11.30.2025: Untitled 2 #31

     what do you need, right here, right now?  i didn’t need anything—although I got a spot of pepper in my throat, and that usually meant I was talking too much through my throat—or Ursula was disagreeing with me and or telling me no to something; there wasn’t much i could do but try and tune a little better to the right frequency and speak more from the area between my ears.  What do you want, now?  i didn’t want anything—I certainly wasn’t feeling sexy; i never did, anymore, which is a good thing, I think, since I don’t have a sexual partner.  But you have to want something   so i told her flat out: I want to be the greatest artist that ever lived—without being a sham, a man that, though interesting, uses his body as bait—does harm to himself and others in his efforts to be just that: the greatest artist that ever lived.  Everybody chooses the dark side for a reason, but I’d much rather spend my time with some one that was both interesting and, in their own way, a good person.  A man, pray tell, that doesn’t lie.

     Have you thought about itHave you thought about getting married?  I never really did, honestly, except when I started getting older and realized that I wouldn’t settle—and, also, I realized that women weren’t attracted to me anymore.  And in that sense I didn’t really think so much about getting married as I did meeting somebody to keep  me company—somebody that I would be inspired by, a muse, so to speak, not somebody to get old with; i imagined, in my youth, that six year relationships sounded about right, until, once i reached a certain age, I partnered with the youngest possible person I could get—and stuck with them, at least, i think, most of the time.  I don’t think, in my youth, I allowed myself to feel the advantages of committing to someone—going in the same direction, toward an event that we both looked forward to more than having sex with someone new.

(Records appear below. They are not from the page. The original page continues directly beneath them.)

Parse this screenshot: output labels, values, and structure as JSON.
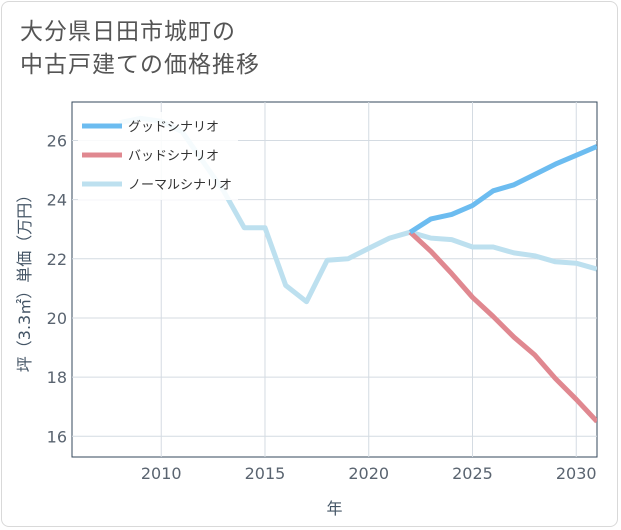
{
  "title_lines": [
    "大分県日田市城町の",
    "中古戸建ての価格推移"
  ],
  "chart_data": {
    "type": "line",
    "xlabel": "年",
    "ylabel": "坪（3.3㎡）単価（万円）",
    "xlim": [
      2005.7,
      2031
    ],
    "ylim": [
      15.3,
      27.3
    ],
    "xticks": [
      2010,
      2015,
      2020,
      2025,
      2030
    ],
    "yticks": [
      16,
      18,
      20,
      22,
      24,
      26
    ],
    "grid": true,
    "legend_position": "top-left",
    "series": [
      {
        "name": "グッドシナリオ",
        "color": "#6cbcf0",
        "x": [
          2022,
          2023,
          2024,
          2025,
          2026,
          2027,
          2028,
          2029,
          2030,
          2031
        ],
        "y": [
          22.9,
          23.35,
          23.5,
          23.8,
          24.3,
          24.5,
          24.85,
          25.2,
          25.5,
          25.8
        ]
      },
      {
        "name": "バッドシナリオ",
        "color": "#e08890",
        "x": [
          2022,
          2023,
          2024,
          2025,
          2026,
          2027,
          2028,
          2029,
          2030,
          2031
        ],
        "y": [
          22.9,
          22.25,
          21.5,
          20.7,
          20.05,
          19.35,
          18.75,
          17.95,
          17.25,
          16.5
        ]
      },
      {
        "name": "ノーマルシナリオ",
        "color": "#bde0ef",
        "x": [
          2008,
          2009,
          2010,
          2011,
          2012,
          2013,
          2014,
          2015,
          2016,
          2017,
          2018,
          2019,
          2020,
          2021,
          2022,
          2023,
          2024,
          2025,
          2026,
          2027,
          2028,
          2029,
          2030,
          2031
        ],
        "y": [
          26.6,
          26.75,
          26.65,
          26.3,
          25.3,
          24.3,
          23.05,
          23.05,
          21.1,
          20.55,
          21.95,
          22.0,
          22.35,
          22.7,
          22.9,
          22.7,
          22.65,
          22.4,
          22.4,
          22.2,
          22.1,
          21.9,
          21.85,
          21.65
        ]
      }
    ]
  }
}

     I didn’t imagine that any such event existed.  It’s so ironic, of course, because of my asexuality, or, alternately, my stubborn refusal to take any risk whatsoever that would lead to a disease and or a pregnancy.  Wear a condom, you might think, but, also, I didn’t want to have sex with someone unless the possibility of a baby with that person wasn’t anathema—if that happened, then, it needed to be with someone that I could accept, at least in part, at least well enough to make it easy on the kid.  I needed to see, of course, the possibility of that happening by accident—playing the cards, so to speak, since, after all, at some point I wanted an heir, someone that I could look after, and someone that could look after my work.

     I can look after your work   that would’ve been great, but she was only about twelve years younger than me—and i wanted someone that would look after my work indefinitely—until the right people would make sure it wasn’t destroyed.  i see—you want to be famous   “don’t you?”  And, “you are famous, at this point.”  so i said, “well, yeah, getting the right people to look after my work went hand in hand with getting famous; so i wanted to be famous, yes.  But I didn’t want to be posing for pictures in fancy outfits or doing the things that famous people often do.  Unless I had to in order to assure myself that my work would be taken care of—that, in short, i would be considered at least one of the greatest artists that ever lived. 

      What are you thinking, now?  Why don’t you try a four count breathing mechanism with me when you write this book—and maybe try to vary the amplitude and the frequency a little—do whatever it takes to improve.  I don’t know if I was up for a four count breathing mechanism when writing as of right now—but if that’s what she wanted, we’d get there.  For now, however, I liked to try and breathe at the rate at which my writing might’ve indicated me to breathe if I was reading it out loud.  I connected, that way, with those that were reading my writing in the future.  I would like to emphasize, however, that, in my opinion, poems are not always meant to be read out loud—you connected to a different rhythm when you read internally, in part because, when reading silently, we read a little faster, at times, than we can read out loud.  Furthermore, if you were reading internally, it kept you from imagining that you might be a renowned speaker at some point—as if people could or would hear what you were doing, out loud, and they’d take interest—even if you were all alone.